Snowmass homeowner denies pump and dump of marijuana stocks
Attorneys for the Snowmass homeowner facing federal charges for defrauding investors are claiming he had nothing to hide as evidenced by his “repeated public disclosures” about the marijuana stocks he promoted and later sold.
A formal reply to the Security and Exchange Commission’s lawsuit April 20, as well as a motion to dismiss the case, marked defendant Jeffrey Friedland’s first legal defense to allegations that he made $7 million in ill-gotten gains through a marijuana stock scheme.
The SEC sued Friedland in early March in Denver federal court on securities-fraud allegations that OWC Pharmaceutical Research Corp., an Israel marijuana-based pharmaceutical company, paid him to tout its stock through blogs, media interviews and other mediums without disclosing that association. It is illegal under federal securities laws to publicize a company’s stock for compensation without disclosing that.
The SEC alleges Friedland dumped the 5.1 million shares he received to campaign for the stock, as well as 1.3 million shares he bought for $120,000 in 2013, for about $7 million in 2017.
The motion April 20 to dismiss the suit, however, argues the SEC failed to meet legal criteria to support its claims against Friedland, including that he knowingly attempted to defraud investors.

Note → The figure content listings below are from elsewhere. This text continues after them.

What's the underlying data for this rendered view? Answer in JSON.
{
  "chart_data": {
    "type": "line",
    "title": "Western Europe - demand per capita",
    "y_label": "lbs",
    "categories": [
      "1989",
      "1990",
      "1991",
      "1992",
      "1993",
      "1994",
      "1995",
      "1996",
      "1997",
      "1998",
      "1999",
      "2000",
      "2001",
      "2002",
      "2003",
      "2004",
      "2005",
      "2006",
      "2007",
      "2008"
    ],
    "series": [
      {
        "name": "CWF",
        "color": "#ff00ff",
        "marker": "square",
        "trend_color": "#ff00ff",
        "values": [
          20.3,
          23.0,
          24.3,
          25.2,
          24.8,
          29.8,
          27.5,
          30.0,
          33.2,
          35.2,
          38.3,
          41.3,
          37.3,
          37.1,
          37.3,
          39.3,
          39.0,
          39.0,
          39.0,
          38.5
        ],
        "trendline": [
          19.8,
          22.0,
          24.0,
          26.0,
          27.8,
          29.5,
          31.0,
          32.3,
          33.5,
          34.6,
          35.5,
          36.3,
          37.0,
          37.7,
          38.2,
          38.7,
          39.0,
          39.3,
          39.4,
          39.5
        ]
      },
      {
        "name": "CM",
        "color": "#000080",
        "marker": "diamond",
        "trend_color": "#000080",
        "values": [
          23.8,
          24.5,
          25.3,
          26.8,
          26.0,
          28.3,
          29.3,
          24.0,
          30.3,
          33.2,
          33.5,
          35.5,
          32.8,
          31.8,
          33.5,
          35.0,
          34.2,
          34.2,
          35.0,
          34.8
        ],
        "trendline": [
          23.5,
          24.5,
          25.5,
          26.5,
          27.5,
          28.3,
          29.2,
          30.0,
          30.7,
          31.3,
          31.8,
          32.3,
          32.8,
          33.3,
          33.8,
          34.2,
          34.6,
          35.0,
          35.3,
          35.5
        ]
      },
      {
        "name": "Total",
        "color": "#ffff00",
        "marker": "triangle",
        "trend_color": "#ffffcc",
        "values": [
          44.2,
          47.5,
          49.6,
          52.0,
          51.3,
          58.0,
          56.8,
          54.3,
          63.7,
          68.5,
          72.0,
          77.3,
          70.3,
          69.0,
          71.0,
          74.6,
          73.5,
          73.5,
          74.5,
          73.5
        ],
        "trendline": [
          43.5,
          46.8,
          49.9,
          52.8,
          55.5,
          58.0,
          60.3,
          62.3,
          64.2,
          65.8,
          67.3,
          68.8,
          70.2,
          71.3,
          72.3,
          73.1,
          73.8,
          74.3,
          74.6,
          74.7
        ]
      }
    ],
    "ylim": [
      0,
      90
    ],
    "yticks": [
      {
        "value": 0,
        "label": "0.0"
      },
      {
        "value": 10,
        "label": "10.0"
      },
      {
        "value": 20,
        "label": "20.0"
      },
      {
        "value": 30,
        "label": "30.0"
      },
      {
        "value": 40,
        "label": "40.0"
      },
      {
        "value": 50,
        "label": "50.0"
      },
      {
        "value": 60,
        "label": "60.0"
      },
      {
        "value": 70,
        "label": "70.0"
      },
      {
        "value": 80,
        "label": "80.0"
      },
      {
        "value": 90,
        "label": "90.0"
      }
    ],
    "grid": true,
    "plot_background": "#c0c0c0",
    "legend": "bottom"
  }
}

“Mr. Friedland disclosed his relationship with OWC and his ownership interest in the company at every turn,” the motion says.
The motion also contends that “Mr. Friedland’s repeated, public disclosures of his investment in OWC and his affiliation with OWC as its advisor and as an investor relations representative in the United States refutes the notion that he was trying to deceive investors.”
The SEC has alleged that Friedland, who lives in Denver, used a limited liability company to make a $2 million cash purchase of a 2,796-square-foot home located at 466 Meadow Road in Snowmass in August 2017.
On March 29, Chief Judge Marcia S. Krieger ordered an asset freeze pertaining to the Snowmass home and Friedland’s Denver home, as well as nearly $3.1 million in accounts. Assets frozen under that order cannot be sold or have their ownership transferred during the period of litigation, unless the judge decides otherwise.
Friedland, as well as defendants Global Corporate Strategies and Intiva Pharma LLC, are represented by three attorneys — Mark Nadeau of Phoenix, Ilana Eisenstein of Philadelphia and Jonathan Haray of Washington, D.C.